Terms of History: Fascism

Fascism was, along with communism and liberalism, one of the dominant ideologies of the twentieth century. It began in the 1920s as Benito Mussolini’s movement in Italy, taking its name from fasces—a Latin word for the bundle of rods with hatchet symbolizing Roman magisterial authority. Under Mussolini, the concept placed the value of the national community above that of individuals and the laws and rights that protected them.

The term was then broadened to apply generally to the various authoritarian political parties (such as the Nazis) and their leaders, who came to power in Italy, Germany, Spain, eastern Europe, and other parts of the world before World War II. As an outgrowth of World War I, fascism applauded violence and military struggle on the state’s behalf and denied the value of peace and pacifism. Fascism was also explicitly and fundamentally antidemocratic: both Mussolini and Hitler loudly rejected democratic values, with Mussolini arguing that the twentieth century would be the century of “authority” and of the “state”—not the century of democracy and hard-won consensus, which he saw as outmoded.

The expansion of fascism as a general political concept passed through several phases, moving from a “rooting” stage of growth and mobilization, to the seizure and exercise of brutal state power, to a violent expansion that culminated in radical action such as war and genocide.
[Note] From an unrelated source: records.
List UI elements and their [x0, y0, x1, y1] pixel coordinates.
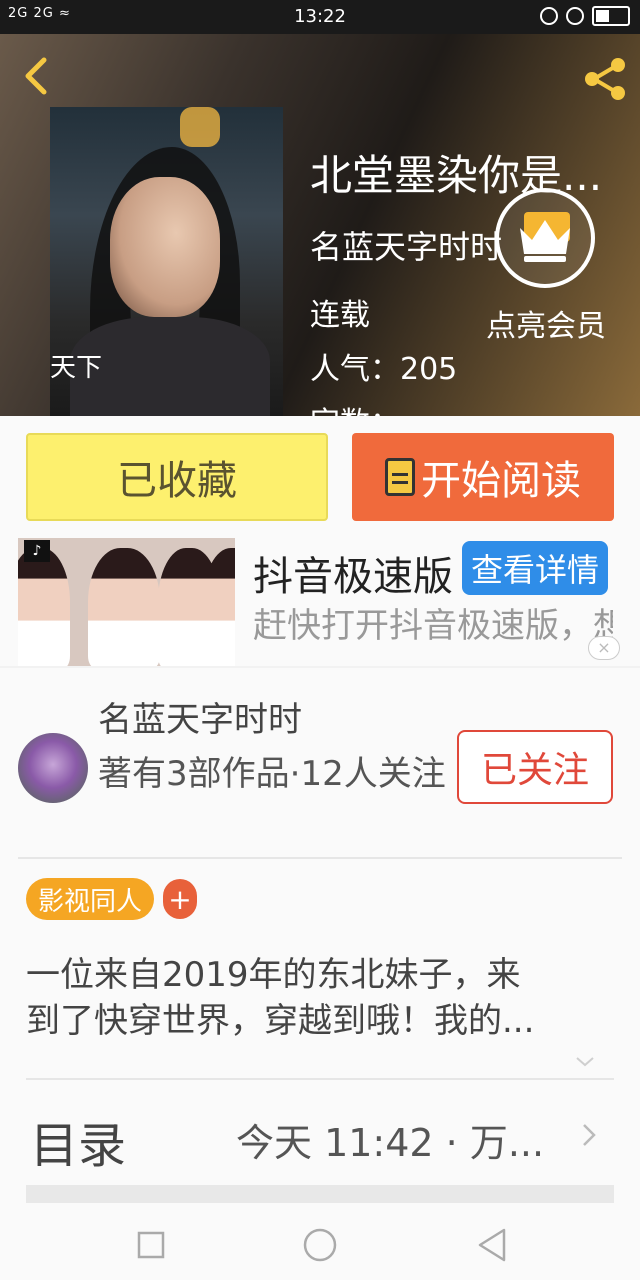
divider: [18, 857, 622, 859]
share-icon[interactable]: [582, 56, 628, 102]
synopsis[interactable]: 一位来自2019年的东北妹子，来 到了快穿世界，穿越到哦！我的...: [26, 952, 606, 1044]
divider: [0, 666, 640, 668]
back-icon[interactable]: [476, 1227, 508, 1263]
vip-label[interactable]: 点亮会员: [486, 305, 606, 349]
start-reading-label: 开始阅读: [421, 458, 581, 504]
status-bar: 2G 2G ≈ 13:22: [0, 0, 640, 34]
chevron-down-icon[interactable]: [574, 1050, 596, 1072]
synopsis-line-2: 到了快穿世界，穿越到哦！我的...: [26, 1001, 535, 1041]
book-cover-image[interactable]: 天下: [50, 107, 283, 416]
start-reading-button[interactable]: 开始阅读: [352, 433, 614, 521]
ad-image[interactable]: [18, 538, 235, 666]
ad-title[interactable]: 抖音极速版: [253, 544, 453, 602]
tiktok-logo-icon: ♪: [24, 540, 50, 562]
book-title: 北堂墨染你是...: [310, 151, 603, 200]
ad-details-label: 查看详情: [470, 551, 599, 589]
tag-label: 影视同人: [37, 886, 142, 917]
toc-latest-update[interactable]: 今天 11:42 · 万...: [236, 1112, 546, 1167]
book-author[interactable]: 名蓝天字时时: [310, 222, 502, 268]
recent-apps-icon[interactable]: [137, 1231, 165, 1259]
back-arrow-icon[interactable]: [18, 56, 58, 96]
tag-chip[interactable]: 影视同人: [26, 878, 154, 920]
author-card-name[interactable]: 名蓝天字时时: [98, 692, 302, 741]
system-nav-bar: [0, 1203, 640, 1280]
chevron-right-icon[interactable]: [578, 1122, 600, 1148]
crown-icon: [520, 212, 570, 262]
status-icons: [540, 6, 630, 26]
alarm-icon: [566, 7, 584, 25]
synopsis-line-1: 一位来自2019年的东北妹子，来: [26, 955, 521, 995]
divider: [26, 1078, 614, 1080]
book-icon: [385, 458, 415, 496]
plus-icon: +: [168, 882, 192, 916]
add-tag-button[interactable]: +: [163, 879, 197, 919]
ad-details-button[interactable]: 查看详情: [462, 541, 608, 595]
battery-icon: [592, 6, 630, 26]
follow-label: 已关注: [480, 750, 589, 791]
lock-rotation-icon: [540, 7, 558, 25]
book-status: 连载: [310, 298, 370, 333]
ad-description: 赶快打开抖音极速版，想看什么随便搜，全: [253, 606, 613, 646]
ad-close-icon[interactable]: ×: [588, 636, 620, 660]
author-card-meta: 著有3部作品·12人关注: [98, 754, 446, 794]
book-word-count: 字数：: [310, 398, 400, 416]
follow-button[interactable]: 已关注: [457, 730, 613, 804]
cover-watermark: 天下: [50, 353, 103, 383]
favorited-label: 已收藏: [117, 458, 237, 504]
home-icon[interactable]: [302, 1227, 338, 1263]
toc-label[interactable]: 目录: [30, 1106, 126, 1176]
book-popularity: 人气：205: [310, 352, 458, 387]
section-separator: [26, 1185, 614, 1203]
author-avatar[interactable]: [18, 733, 88, 803]
favorited-button[interactable]: 已收藏: [26, 433, 328, 521]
The rooting stage required popular support, which Fascist leaders solicited through programs with mass appeal: just after World War I, Mussolini issued a First Fascist Program that included votes for women, the eight-hour day, taxation of war profits, confiscation of church lands, and workers’ participation in industrial management. Once in power, however, Fascists cast aside the principles that had won them popular support. By 1935, fascism had come to focus on the powers of one charismatic leader: Hitler, Franco, and Mussolini, in their military-garbed persons, became living embodiments of the all-powerful state. Japan also joined the fascist Axis powers after its attack on the United States in 1941, in part because Japan’s military had come to embrace the same violence-driven ambitions.

Underlying fascist actions was the core belief that racial superiority fostered a strong national community. Fascists argued that a regimented society would strengthen the “master race,” with Germany and Japan slaughtering millions toward that end. Believing that militarization strengthens the state and transforms the people, fascists also eagerly pursued war as an important end in itself. Through regimentation, militarization, and violent action, fascists sought to eliminate those deemed inferior or subversive and cause the emergence of an idealized “man of steel.”

This emphasis on inequality distinguished the fascist from the Soviet totalitarian state. While fascism valued inequality and the triumphs of the wealthy, Soviets did not. Thus, Germany and Italy supported the actions of the rebel chief Francisco Franco in the Spanish Civil War, seeing this as part of the drive to overthrow rights-based, equal-opportunity democracies in the name of an absolutist state where the wealthy and powerful flourished. Fascist ideology also affected areas such as Romania, Bulgaria, Albania, and Greece.

Today, the term fascist has lost its clear definition and is regularly used to characterize any opponent with whom one disagrees. In this regard, similar use is made of terms like socialist and liberal—words that once had a precise meaning, but now have become epithets among the uninformed.